For test 1026 with a series of four .free RPCs, the average (across 20 tests) sum of the four cancels is 495.2 microseconds for the full cleanup cancel in comparison with 424.3 microseconds for the propagating the free state implementation (14% difference).

trws commented 1 month ago

It sounds like the complexity favors doing the unconditional full cancel, and the performance doesn't really push away from that much either. Would you agree @milroy? If so, then lets do that. I have a feeling we should keep this in mind as we think through what we want to do when evolving the planner setup.

milroy commented 1 month ago

Would you agree @milroy?

Yes, that's my conclusion, too.

I have a feeling we should keep this in mind as we think through what we want to do when evolving the planner setup.

Agreed. There's extra complexity and brittleness related to dealing with the planners in the context of allocation and resource dynamism and it manifests in unexpected ways.

trws commented 1 month ago

Looks like there's a failure on el8, specifically failing to find an error output that's there?

  [Oct24 23:36] sched-fluxion-qmanager[0]: remove: Final .free RPC failed to remove all resources for jobid 88030052352: Success
  test_must_fail: command succeeded: grep free RPC failed to remove all resources log.out
  not ok 8 - no fluxion errors logged

Maybe it's going to stdout instead of stderr and getting missed? Not sure, seems odd that it's only there and not on the other ones though.

Is this otherwise ready to go? Trying to plan my reviews etc. for the day.

milroy commented 4 weeks ago

Maybe it's going to stdout instead of stderr and getting missed? Not sure, seems odd that it's only there and not on the other ones though.

Unfortunately this looks like an error in the job removal. I don't yet know why it's only happening on el8.

Is this otherwise ready to go? Trying to plan my reviews etc. for the day.

Beyond the CI error you identified, I also need to figure out how to test an error condition related to running the full cleanup cancel after a partial cancel.
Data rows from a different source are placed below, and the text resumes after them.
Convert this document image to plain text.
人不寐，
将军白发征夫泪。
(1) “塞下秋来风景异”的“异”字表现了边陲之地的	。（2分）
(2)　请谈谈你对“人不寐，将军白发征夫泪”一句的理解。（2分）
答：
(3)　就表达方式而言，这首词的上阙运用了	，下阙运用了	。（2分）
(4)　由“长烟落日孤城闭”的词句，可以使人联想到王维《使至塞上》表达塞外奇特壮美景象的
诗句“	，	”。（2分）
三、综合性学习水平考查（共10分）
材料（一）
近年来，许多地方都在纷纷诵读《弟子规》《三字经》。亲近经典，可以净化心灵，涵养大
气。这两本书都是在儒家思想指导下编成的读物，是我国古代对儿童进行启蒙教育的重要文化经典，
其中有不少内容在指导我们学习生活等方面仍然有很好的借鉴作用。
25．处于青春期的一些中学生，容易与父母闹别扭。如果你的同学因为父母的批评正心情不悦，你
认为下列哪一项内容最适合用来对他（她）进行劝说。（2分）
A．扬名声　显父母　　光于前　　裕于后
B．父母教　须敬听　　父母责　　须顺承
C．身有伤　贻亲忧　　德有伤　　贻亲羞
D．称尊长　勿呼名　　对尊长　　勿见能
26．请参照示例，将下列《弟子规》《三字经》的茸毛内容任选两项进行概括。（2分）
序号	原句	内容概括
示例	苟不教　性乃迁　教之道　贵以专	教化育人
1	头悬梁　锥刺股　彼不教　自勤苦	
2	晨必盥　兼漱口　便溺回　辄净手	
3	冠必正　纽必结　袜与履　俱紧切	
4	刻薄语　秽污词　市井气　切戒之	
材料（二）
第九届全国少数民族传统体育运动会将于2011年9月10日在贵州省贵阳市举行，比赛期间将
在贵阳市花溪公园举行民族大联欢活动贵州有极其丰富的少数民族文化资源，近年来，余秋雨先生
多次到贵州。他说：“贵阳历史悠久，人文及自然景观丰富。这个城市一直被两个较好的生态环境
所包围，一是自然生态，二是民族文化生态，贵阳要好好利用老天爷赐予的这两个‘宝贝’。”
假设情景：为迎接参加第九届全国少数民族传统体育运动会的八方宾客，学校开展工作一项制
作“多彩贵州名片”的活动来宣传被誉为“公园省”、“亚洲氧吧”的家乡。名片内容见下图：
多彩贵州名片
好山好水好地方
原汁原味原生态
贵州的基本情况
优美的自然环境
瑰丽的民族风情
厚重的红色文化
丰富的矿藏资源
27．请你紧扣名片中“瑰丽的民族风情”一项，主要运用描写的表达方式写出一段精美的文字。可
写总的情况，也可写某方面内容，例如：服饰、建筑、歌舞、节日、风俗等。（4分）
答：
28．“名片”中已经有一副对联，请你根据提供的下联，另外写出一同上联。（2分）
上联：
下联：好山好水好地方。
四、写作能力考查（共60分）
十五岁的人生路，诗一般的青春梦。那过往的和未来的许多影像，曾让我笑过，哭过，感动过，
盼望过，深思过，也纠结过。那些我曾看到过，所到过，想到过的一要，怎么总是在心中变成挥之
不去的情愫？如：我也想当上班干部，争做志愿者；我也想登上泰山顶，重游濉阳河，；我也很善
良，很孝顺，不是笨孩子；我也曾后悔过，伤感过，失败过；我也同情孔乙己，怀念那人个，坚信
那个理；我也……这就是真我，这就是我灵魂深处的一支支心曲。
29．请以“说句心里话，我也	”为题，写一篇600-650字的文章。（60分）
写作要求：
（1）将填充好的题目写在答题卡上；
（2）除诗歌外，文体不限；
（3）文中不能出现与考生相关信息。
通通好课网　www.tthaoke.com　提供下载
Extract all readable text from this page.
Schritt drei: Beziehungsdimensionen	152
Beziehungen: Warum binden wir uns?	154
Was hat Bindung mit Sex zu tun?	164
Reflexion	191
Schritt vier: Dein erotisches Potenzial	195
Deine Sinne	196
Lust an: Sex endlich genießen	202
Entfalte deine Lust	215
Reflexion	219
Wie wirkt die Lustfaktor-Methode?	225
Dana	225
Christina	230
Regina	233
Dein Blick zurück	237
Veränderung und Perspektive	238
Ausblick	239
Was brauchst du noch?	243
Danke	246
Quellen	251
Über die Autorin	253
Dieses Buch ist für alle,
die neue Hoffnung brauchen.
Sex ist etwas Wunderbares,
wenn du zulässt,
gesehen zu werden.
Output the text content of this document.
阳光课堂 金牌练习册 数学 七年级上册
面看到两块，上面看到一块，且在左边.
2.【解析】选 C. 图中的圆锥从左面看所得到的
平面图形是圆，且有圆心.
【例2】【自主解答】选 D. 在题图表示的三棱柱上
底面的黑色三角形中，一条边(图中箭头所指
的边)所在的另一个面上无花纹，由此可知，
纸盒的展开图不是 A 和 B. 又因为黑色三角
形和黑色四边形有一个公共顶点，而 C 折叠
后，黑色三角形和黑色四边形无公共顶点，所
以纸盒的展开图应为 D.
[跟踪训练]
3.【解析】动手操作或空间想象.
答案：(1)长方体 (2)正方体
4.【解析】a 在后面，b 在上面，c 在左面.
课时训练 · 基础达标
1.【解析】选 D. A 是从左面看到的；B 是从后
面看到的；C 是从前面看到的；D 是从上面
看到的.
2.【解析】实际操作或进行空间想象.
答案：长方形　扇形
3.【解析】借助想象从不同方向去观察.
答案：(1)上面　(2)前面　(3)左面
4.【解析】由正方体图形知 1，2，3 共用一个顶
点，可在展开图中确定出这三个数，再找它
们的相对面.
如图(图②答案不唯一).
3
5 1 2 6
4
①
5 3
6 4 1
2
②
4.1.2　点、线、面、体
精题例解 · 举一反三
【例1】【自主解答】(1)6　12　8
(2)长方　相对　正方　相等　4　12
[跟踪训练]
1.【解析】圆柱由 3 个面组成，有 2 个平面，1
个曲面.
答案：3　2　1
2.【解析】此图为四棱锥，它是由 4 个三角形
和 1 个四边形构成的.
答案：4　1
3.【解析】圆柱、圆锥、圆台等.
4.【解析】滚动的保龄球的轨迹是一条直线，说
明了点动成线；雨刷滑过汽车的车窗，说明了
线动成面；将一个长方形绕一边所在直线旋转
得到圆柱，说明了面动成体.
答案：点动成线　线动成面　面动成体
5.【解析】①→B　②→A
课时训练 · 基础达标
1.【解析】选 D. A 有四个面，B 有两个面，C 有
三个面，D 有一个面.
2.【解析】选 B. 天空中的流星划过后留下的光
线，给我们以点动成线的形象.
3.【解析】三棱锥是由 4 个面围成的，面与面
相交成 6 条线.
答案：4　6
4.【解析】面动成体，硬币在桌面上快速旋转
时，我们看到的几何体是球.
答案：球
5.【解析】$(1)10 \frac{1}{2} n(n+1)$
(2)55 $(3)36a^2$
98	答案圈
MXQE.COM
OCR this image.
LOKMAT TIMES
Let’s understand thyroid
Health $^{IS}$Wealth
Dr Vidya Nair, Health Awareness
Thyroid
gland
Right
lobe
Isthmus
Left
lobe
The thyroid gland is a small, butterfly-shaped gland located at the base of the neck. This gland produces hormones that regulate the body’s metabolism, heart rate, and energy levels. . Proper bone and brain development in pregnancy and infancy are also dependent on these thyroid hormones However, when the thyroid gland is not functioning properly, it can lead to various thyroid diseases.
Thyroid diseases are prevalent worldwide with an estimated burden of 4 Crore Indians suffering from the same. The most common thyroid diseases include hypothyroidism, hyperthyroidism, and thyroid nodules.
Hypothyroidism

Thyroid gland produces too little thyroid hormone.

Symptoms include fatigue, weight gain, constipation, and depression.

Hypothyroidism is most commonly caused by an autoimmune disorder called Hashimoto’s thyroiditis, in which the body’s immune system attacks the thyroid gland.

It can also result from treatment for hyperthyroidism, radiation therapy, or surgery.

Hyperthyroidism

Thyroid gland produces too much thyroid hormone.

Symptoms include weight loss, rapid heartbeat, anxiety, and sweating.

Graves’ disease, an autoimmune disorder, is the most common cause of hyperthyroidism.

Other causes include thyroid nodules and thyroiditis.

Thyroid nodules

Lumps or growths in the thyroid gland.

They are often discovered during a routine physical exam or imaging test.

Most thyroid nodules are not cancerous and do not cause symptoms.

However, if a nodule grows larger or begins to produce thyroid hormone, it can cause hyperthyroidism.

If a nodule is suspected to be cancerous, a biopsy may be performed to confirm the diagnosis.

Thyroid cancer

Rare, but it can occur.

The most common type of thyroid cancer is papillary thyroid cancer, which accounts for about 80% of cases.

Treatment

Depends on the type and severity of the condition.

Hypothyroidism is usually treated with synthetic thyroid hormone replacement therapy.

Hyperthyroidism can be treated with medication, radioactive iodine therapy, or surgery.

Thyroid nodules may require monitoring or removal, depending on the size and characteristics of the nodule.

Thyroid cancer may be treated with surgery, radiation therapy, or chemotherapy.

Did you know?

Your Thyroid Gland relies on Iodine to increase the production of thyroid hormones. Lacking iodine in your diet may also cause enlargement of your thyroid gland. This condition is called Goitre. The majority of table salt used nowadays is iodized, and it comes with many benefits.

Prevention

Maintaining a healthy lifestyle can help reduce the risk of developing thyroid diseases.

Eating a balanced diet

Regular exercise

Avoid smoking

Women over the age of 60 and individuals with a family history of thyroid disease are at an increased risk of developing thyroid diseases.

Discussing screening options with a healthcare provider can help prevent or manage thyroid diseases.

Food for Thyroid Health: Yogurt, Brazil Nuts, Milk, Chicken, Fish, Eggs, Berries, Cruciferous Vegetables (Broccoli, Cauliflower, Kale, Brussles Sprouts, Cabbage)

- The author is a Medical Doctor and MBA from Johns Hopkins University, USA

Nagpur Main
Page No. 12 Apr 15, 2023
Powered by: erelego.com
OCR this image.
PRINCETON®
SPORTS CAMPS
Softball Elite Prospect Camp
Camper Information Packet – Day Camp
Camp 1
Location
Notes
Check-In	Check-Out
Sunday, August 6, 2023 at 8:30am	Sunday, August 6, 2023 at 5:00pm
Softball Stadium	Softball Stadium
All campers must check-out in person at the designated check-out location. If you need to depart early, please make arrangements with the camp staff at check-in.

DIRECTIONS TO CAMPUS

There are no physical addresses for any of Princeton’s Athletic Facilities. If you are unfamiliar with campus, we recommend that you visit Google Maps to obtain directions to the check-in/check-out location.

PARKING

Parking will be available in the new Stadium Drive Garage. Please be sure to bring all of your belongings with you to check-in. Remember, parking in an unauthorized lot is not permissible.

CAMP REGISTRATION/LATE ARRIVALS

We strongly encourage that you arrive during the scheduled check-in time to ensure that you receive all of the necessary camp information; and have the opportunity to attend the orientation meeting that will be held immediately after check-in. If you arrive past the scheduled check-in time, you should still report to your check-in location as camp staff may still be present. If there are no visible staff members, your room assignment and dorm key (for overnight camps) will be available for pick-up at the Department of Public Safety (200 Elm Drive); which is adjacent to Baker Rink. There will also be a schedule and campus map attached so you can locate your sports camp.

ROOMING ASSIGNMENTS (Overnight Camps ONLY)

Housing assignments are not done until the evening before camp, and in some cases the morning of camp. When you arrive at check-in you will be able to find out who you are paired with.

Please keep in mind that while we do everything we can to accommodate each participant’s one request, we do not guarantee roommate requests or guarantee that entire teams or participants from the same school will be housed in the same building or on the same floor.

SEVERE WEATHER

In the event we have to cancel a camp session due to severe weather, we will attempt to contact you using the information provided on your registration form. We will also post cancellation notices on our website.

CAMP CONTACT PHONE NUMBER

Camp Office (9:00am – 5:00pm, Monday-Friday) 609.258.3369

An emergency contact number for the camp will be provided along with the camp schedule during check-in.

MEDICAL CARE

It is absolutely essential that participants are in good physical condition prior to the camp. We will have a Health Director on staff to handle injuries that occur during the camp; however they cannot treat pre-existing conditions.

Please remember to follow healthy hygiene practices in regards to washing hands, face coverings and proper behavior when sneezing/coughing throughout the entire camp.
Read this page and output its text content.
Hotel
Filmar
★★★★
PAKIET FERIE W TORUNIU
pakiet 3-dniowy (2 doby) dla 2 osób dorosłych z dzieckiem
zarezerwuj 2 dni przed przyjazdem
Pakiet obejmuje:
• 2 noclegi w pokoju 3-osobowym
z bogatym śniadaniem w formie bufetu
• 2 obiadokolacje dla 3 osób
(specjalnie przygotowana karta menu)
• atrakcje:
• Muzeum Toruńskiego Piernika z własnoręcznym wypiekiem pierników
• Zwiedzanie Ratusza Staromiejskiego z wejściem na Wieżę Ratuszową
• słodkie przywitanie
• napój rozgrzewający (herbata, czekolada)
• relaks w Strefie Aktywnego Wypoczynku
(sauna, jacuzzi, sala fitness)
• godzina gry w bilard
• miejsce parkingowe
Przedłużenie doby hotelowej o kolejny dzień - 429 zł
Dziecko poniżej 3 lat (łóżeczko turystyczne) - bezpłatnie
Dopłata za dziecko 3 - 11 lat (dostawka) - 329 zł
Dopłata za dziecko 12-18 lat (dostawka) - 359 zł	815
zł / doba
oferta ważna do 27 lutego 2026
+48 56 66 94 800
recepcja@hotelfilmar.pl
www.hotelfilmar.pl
So no, unfortunately this isn't ready to go yet.

milroy commented 4 weeks ago

Unfortunately this looks like an error in the job removal. I don't yet know why it's only happening on el8.

The final flag on the .free RPC isn't getting set for t1027 on el8 for some reason.

milroy commented 4 weeks ago

@trws I thought of a much simpler and cleaner way to check whether a planner_multi sub span was removed by a prior partial cancel: https://github.com/flux-framework/flux-sched/pull/1292/commits/a42de67ef8dcfe0e8bbdc9f49c37ed2d28f66f6d

The PR is ready for a final review.

milroy commented 3 weeks ago

I should add that I don't think the PR needs additional testsuite tests for whether a planner_multi sub span was removed by a prior partial cancel. The change is very small and should have been included in the first partial cancel PR.

trws commented 3 weeks ago

Looks good to me @milroy, thanks for all the work on this!

milroy commented 3 weeks ago

Thanks for the review! Setting MWP.

codecov[bot] commented 3 weeks ago

Codecov Report

Attention: Patch coverage is 53.33333% with 7 lines in your changes missing coverage. Please review.

Project coverage is 75.2%. Comparing base (93589f5) to head (655dcc3). Report is 6 commits behind head on master.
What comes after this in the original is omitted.